You must identify the type of brain damage you suffered to obtain the appropriate medical care.
4 Types of Brain Injuries
The correct categorization and treatment of a brain injury will be crucial for your brain injury recovery.
The most frequent kind of traumatic brain damage is a concussion. During a concussive event, your brain travels in the direction of a powerful force until it collides with your skull and injures you.
Concussions were once thought of as minor inconveniences, but physicians now treat them seriously. The effects of a concussion can be moderate to severe, and in some situations, they might even last a lifetime.

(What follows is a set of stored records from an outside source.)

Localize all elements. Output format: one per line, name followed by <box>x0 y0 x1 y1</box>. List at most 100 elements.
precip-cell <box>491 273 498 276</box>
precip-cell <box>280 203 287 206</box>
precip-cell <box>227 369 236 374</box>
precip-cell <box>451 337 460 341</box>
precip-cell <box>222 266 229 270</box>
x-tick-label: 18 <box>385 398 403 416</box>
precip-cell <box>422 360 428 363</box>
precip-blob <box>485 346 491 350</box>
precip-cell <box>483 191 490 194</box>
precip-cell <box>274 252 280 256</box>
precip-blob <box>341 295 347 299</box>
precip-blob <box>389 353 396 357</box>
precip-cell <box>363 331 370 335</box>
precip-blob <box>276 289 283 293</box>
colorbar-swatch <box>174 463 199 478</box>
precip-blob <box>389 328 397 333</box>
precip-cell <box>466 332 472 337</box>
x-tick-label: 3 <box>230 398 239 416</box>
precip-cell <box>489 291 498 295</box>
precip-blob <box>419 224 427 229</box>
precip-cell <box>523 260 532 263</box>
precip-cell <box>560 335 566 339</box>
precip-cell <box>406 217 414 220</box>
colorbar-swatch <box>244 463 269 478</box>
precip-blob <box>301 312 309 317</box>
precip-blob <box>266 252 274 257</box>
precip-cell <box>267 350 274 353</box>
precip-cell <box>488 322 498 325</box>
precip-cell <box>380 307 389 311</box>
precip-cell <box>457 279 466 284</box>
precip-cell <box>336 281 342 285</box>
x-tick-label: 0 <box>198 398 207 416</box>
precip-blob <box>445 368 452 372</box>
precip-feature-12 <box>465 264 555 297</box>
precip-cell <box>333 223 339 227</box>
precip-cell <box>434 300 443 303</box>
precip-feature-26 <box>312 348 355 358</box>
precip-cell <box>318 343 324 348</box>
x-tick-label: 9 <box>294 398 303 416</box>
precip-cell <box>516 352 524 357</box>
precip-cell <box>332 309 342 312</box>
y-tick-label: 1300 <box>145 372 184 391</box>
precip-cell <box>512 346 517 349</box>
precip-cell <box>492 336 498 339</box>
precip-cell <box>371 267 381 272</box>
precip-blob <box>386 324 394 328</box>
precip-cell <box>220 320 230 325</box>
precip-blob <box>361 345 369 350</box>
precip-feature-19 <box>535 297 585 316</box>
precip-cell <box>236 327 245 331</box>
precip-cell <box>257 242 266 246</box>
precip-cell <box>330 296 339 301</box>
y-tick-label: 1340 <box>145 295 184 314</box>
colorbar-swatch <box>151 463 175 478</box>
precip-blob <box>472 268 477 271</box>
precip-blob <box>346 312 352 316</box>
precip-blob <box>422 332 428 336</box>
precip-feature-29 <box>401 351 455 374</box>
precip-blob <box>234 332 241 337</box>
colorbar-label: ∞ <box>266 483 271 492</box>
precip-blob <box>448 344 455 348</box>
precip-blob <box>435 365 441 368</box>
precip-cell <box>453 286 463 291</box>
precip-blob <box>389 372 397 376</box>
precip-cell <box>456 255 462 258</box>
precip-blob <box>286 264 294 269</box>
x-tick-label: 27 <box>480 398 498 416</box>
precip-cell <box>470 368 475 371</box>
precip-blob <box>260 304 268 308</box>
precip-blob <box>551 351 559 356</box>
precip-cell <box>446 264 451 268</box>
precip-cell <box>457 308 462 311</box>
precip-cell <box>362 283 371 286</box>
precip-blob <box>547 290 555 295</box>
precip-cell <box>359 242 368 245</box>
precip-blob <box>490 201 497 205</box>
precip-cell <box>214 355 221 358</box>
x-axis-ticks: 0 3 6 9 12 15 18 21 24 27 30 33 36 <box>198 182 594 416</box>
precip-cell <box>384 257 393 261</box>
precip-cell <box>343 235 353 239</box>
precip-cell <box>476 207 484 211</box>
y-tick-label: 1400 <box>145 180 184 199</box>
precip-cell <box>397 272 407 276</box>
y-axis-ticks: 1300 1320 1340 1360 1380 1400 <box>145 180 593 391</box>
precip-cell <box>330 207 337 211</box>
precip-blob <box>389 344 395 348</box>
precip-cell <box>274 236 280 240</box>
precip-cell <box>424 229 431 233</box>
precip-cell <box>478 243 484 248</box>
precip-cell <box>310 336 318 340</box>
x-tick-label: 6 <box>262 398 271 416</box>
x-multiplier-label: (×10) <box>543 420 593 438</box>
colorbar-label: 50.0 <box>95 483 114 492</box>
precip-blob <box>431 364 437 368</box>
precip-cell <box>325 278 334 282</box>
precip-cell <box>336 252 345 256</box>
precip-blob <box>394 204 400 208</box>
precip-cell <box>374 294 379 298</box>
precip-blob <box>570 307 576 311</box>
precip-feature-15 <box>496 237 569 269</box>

Post-concussion syndrome has most likely occurred if concussion symptoms last more than a month. Fortunately, post-concussion syndrome therapies can help you control the condition.
2. Brain Hemorrhages
Uncontrolled bleeding on the brain’s surface or within the brain tissue is referred to as a brain hemorrhage. Subarachnoid hemorrhages are those that happen in the region around the brain, whereas intracerebral hemorrhages start inside the cerebral tissue.
Hemorrhages are one type of focal, or localized, traumatic brain injury. Although these injuries often result in less severe damage than other TBIs, they can still be fatal if not treated quickly.
3. Anoxic Brain Injuries
Anoxic brain damage happens when the brain does not have enough oxygen to function correctly. An interruption in the flow of blood carrying oxygen to the brain is the leading cause of anoxic brain injury. Brain harm can happen after just four to five minutes without the right amount of oxygen.
Brain shifting can cause diffuse axonal damage (DAI), which is akin to a concussion but frequently more severe. With DAI, the head moves so quickly that the brain stem cannot keep up, tearing the connections between the brain and the spinal cord. These rips can range from relatively big to minuscule, causing varying degrees of brain injury.
4. Second Impact Syndrome
Also referred to as repeated head injury syndrome, second impact syndrome (SIS) occurs when a person has a second head injury before fully recovering from the first. The danger is especially significant for athletes who have a concussion and return to play immediately.
Clinicians should be aware of SIS and educate patients who have had or are at risk of having a head injury because the syndrome is frequently fatal, even though it’s an uncommon disorder.
The Levels and Severity of Traumatic Brain Injuries
Based on the severity of the injury, doctors often divide traumatic brain injury into four major categories. The Glasgow Coma Scale (GCS), a rating system based on the person’s degree of consciousness following the TBI, is used to assess the severity.
There are 15 points in the GCS. Each point evaluates a different function, such as vocal response and the degree of eye opening. A person with a higher level of function will have a higher point total, indicating less serious damage.
The four potential degrees of severity are:
- Mild TBI: 13-15 points
- Moderate disability: 9-12 points
- Severe disability: 4-8 points
- Persistent vegetative state: 3 points
The rehabilitation process may take longer if brain damage is more serious.